The inhabitants of this world have a peculiar mixture of passionate interest in the past and bored apathy. They have have lost most of their cultural knowledge and technological skills (although one man still knows how to drive a car). They are fascinated with the old clothes, jewelry, appliances, and magazines which they find, because they have lost the ability to make their own clothes or even to cook a meal or grow food. They live in a world of natural beauty, but they do not have detailed knowledge of the place in which they live. These young people look more like bored club kids. They don’t believe in their ability to create new culture. The men are only playing at being soldiers, in the same way that the women are playing at being archeologists or historians.
Robinson has created a deliberately open-ended narrative, which can yield many interpretations. Since the characters are all young, one of the things it suggested to me was the way the current younger generation views the vanished wildness and glamor of the hippie generation. In the gay world, for example, younger gay men know that there was a legendary group of men who had a genius for wild and brilliant culture, but then they were hit by an enormous disaster, and they were wiped out in large numbers. Is Robinson’s post-apocalyptic world the post-AIDS world where (in certain bleak moments) it can seem as if everyone has forgotten how to create a living, vibrant culture and community? Many younger artists are more involved in studying and re-creating work from the past than they are in making something new. (Of course, if you look in the right places, one can also see that current creative culture is very much alive and flourishing.)

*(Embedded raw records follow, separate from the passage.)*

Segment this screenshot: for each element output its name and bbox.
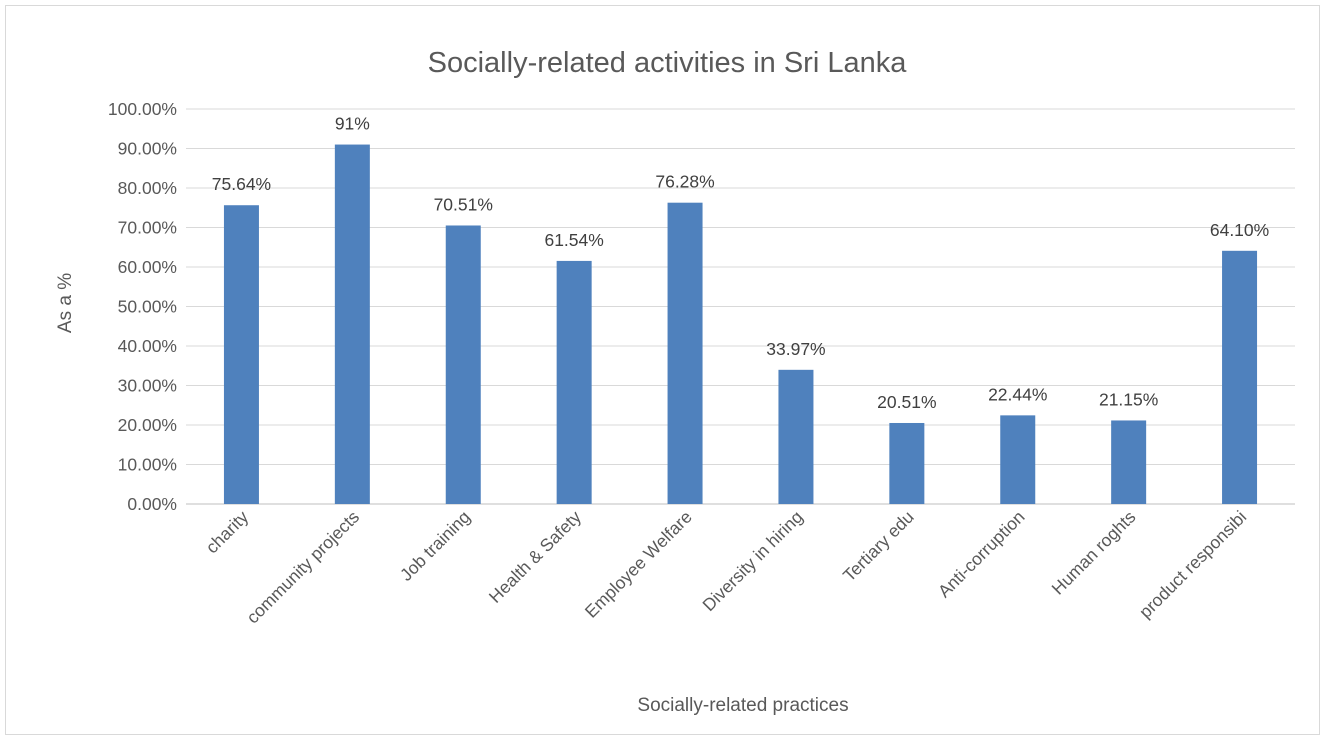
bar xyxy=(1111,420,1147,504)
y-tick-label: 0.00% xyxy=(127,494,177,514)
chart-title: Socially-related activities in Sri Lanka xyxy=(428,47,908,79)
bars xyxy=(223,144,1258,505)
category-label: Diversity in hiring xyxy=(698,507,806,615)
bar xyxy=(778,369,814,504)
x-axis-title: Socially-related practices xyxy=(637,695,848,716)
data-label: 20.51% xyxy=(877,392,936,412)
y-tick-label: 90.00% xyxy=(118,139,177,159)
data-label: 70.51% xyxy=(434,194,493,214)
category-label: community projects xyxy=(242,507,363,628)
bar-chart: Socially-related activities in Sri Lanka… xyxy=(55,47,1295,716)
chart-frame: Socially-related activities in Sri Lanka… xyxy=(5,5,1320,735)
bar xyxy=(223,205,259,505)
bar xyxy=(889,422,925,504)
category-label: Job training xyxy=(396,507,474,585)
data-label: 33.97% xyxy=(766,339,825,359)
data-label: 22.44% xyxy=(988,384,1047,404)
category-label: product responsibi xyxy=(1135,507,1250,622)
y-tick-label: 70.00% xyxy=(118,218,177,238)
category-label: Employee Welfare xyxy=(581,507,696,622)
bar xyxy=(556,260,592,504)
y-tick-label: 60.00% xyxy=(118,257,177,277)
y-tick-label: 40.00% xyxy=(118,336,177,356)
y-tick-label: 80.00% xyxy=(118,178,177,198)
data-label: 61.54% xyxy=(544,230,603,250)
bar xyxy=(1000,415,1036,504)
bar xyxy=(1222,250,1258,504)
data-label: 75.64% xyxy=(212,174,271,194)
data-labels: 75.64% 91% 70.51% 61.54% 76.28% 33.97% 20.51% 2… xyxy=(212,114,1269,412)
bar xyxy=(334,144,370,505)
y-tick-labels: 0.00% 10.00% 20.00% 30.00% 40.00% 50.00% 60.00… xyxy=(108,99,177,514)
gridlines xyxy=(186,108,1295,505)
category-label: Anti-corruption xyxy=(934,507,1029,602)
bar xyxy=(445,225,481,504)
y-tick-label: 100.00% xyxy=(108,99,177,119)
y-tick-label: 20.00% xyxy=(118,415,177,435)
category-label: charity xyxy=(202,507,253,558)
y-tick-label: 30.00% xyxy=(118,376,177,396)
category-label: Health & Safety xyxy=(485,507,585,607)
bar xyxy=(667,202,703,504)
data-label: 76.28% xyxy=(655,172,714,192)
y-tick-label: 10.00% xyxy=(118,455,177,475)
category-label: Human roghts xyxy=(1048,507,1140,599)
y-axis-title: As a % xyxy=(55,273,76,333)
data-label: 21.15% xyxy=(1099,389,1158,409)
data-label: 91% xyxy=(335,114,370,134)
category-label: Tertiary edu xyxy=(839,507,918,586)
data-label: 64.10% xyxy=(1210,220,1269,240)
y-tick-label: 50.00% xyxy=(118,297,177,317)
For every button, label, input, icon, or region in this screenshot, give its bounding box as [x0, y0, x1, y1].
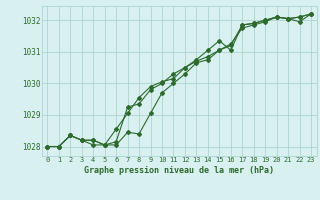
X-axis label: Graphe pression niveau de la mer (hPa): Graphe pression niveau de la mer (hPa) — [84, 166, 274, 175]
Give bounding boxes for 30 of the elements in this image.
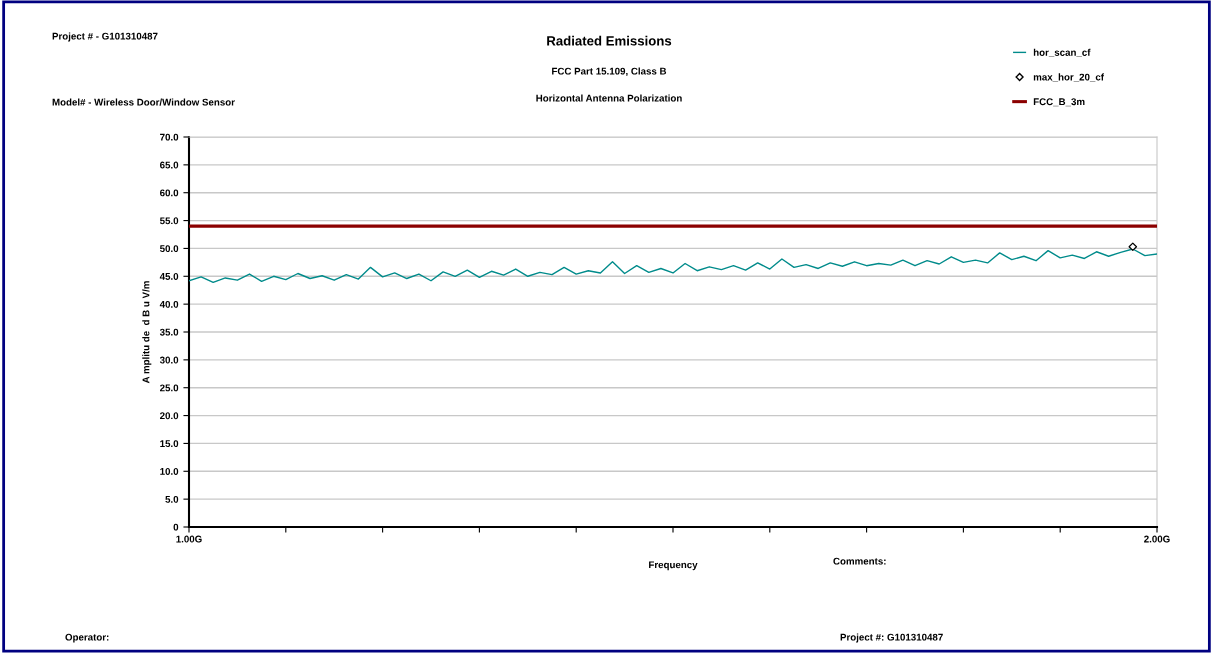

In the middle of the film, one of the women studies a glossy magazine that she has found, and Robinson inserts an exquisitely wrought graphic sequence. The magazine pictures of happy, rich media stars are overlaid with celestial stars, which tantalizingly suggest constellations as they glitter. Apparently, to members of this tribe, looking at images from our world is like looking at the night sky: they see a random field which suggests significant patterns. In the horoscopes of the future, people gaze at artifacts from our world and try to discern the cosmic forces which order the universe. Later, the women are explicitly shown using the plastic press-on nails as a divining device, as one would cast bones or runes. “Circle in the Sand” depicts a world of exhausted survivors of a ruined world, groping for meaning from the glittering shards.